Par Florent Emilio Siri - publié le 21 avril 2008 à 06h00 ,
MAJ le 25 septembre 2009 à 14h23 - 0 commentaire(s)
C’est avec ces incontournables que nous clôturons cette semaine dédiée à Florent-Emilio Siri, ses choix venant parfaitement boucler une parenthèse marquée par les plus grands films de guerre et les plus grands westerns de l’histoire du cinéma, une parenthèse autour de L’ennemi intime, s’inscrivant dans cette culture, celle d’un cinéaste inspiré que nous remercions vivement, qui nous a donné envie tout au long de ces quelques jours de nous replonger dans un cinéma toujours aussi moderne, celui de John Ford, de Sergio Leone, de Sidney Lumet… Un cinéaste que nous retrouverons très prochainement et auquel vous pourrez poser toutes vos questions début mai lors d’un entretien en direct avec nos lecteurs.


John Ford
L’homme qui tua Liberty Valance. il est porté par une thématique très puissante et l’on y trouve l’un des plus beaux flash back du cinéma. J’adore le double trio très freudien du film, on ressent vraiment ici l’intérêt de Ford pour la psychanalyse, il transparaît dans son étude des personnages. Je n’ai rien de plus à dire sur ce film si ce n’est qu’il faut le voir, le revoir et le revoir, c’est tout simplement un chef d’œuvre. Stagecoach, La chevauchée fantastique, L’homme tranquille, La poursuite infernale, Deux cavaliers, se sont également des films cultes à mes yeux.

Delmer Daves
La colline des potences. C’est également un film assez freudien, on y trouve les hommes d’en bas travaillant autour de la rivière, les chercheurs d’or et Gary Cooper les observant, toisant ces hommes et cette femme qui le sauve, amoureuse de lui. On y voit toutes les passions humaines se déchaîner pour de l’or.

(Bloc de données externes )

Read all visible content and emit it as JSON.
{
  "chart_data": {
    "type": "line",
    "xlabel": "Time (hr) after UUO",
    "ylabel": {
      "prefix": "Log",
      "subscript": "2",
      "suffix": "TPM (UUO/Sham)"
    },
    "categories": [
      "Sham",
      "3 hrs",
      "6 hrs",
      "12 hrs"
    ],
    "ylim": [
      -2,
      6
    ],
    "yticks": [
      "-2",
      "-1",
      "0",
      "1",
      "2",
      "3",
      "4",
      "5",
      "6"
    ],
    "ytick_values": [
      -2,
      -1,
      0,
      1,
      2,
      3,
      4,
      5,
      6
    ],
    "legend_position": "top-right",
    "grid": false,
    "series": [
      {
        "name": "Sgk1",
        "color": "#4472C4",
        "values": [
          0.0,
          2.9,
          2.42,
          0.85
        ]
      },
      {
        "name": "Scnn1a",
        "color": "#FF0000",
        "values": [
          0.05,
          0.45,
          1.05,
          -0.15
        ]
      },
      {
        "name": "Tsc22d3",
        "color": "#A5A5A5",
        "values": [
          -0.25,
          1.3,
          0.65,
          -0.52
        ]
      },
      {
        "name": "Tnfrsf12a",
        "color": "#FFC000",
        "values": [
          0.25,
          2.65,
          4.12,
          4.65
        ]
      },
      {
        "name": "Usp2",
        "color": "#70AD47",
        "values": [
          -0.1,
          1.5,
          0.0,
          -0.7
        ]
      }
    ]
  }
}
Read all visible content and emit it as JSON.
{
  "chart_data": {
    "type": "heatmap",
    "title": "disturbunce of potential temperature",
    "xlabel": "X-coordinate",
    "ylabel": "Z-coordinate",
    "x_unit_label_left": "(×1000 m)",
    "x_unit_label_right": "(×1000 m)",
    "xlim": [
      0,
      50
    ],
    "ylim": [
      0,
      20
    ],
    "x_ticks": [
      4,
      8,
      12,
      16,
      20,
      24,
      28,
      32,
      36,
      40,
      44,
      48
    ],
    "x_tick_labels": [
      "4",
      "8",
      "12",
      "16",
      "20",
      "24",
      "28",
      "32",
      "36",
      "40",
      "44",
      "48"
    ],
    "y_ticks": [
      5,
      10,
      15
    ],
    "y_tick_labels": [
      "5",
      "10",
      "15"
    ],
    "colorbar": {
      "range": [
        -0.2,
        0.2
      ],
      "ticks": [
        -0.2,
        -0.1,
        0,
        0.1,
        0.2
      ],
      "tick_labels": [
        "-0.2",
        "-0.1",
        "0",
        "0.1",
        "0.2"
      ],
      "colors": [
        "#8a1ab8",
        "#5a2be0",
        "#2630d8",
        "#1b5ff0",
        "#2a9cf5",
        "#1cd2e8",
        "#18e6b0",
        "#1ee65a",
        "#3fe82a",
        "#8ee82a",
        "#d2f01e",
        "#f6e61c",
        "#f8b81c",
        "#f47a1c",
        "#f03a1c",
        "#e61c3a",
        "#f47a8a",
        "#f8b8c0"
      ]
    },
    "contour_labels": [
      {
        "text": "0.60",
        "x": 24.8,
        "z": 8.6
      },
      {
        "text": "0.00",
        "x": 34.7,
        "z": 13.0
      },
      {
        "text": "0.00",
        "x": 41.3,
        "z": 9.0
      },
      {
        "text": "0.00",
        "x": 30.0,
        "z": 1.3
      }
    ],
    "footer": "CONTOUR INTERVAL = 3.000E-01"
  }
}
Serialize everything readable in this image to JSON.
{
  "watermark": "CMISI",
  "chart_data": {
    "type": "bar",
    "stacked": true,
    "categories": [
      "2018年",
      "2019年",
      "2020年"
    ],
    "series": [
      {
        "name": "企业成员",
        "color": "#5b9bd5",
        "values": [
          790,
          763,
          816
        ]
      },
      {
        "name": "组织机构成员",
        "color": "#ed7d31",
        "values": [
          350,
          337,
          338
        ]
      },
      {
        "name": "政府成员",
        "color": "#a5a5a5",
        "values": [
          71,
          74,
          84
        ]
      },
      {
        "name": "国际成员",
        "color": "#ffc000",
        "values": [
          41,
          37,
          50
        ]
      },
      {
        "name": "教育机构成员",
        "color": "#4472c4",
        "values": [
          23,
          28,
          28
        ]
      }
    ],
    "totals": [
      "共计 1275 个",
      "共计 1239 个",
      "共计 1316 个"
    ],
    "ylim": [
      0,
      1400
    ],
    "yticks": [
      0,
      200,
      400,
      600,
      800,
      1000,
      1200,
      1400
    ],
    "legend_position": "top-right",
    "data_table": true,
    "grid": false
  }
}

C’est un western sublime, moderne.


Sergio Leone
C’est le cinéaste qui a fait sept films dont six chefs d’œuvre, c’est assez unique dans l’histoire du cinéma et dans les sept il y a cinq westerns. Leone c’est un mythe. Mon préféré reste Il était une fois dans l’ouest puis Le bon, la brute et le truand. Leone avait eu une super idée à l’époque qu’il n’a hélas pas pu mettre en place. Il voulait faire un lien entre ces deux films, boucler la ronde de ses westerns. Il voulait commencer Il était une fois dans l’Ouest en reprenant sur Le bon, la brute et le truand, en débutant son nouveau film sur les trois personnages, tués dès les premières images par Charles Bronson arrivant dans la gare. Il n’a pas pu tourner cette scène car Clint Eastwood a refusé, c’est vraiment dommage, cela lui aurait permis de finir son triptyque et d’évoluer vers un nouveau monde se construisant autour du chemin de fer. C’est un maître Leone, et son cinéma est toujours d’une grande modernité. Il a amené l’opéra dans le western.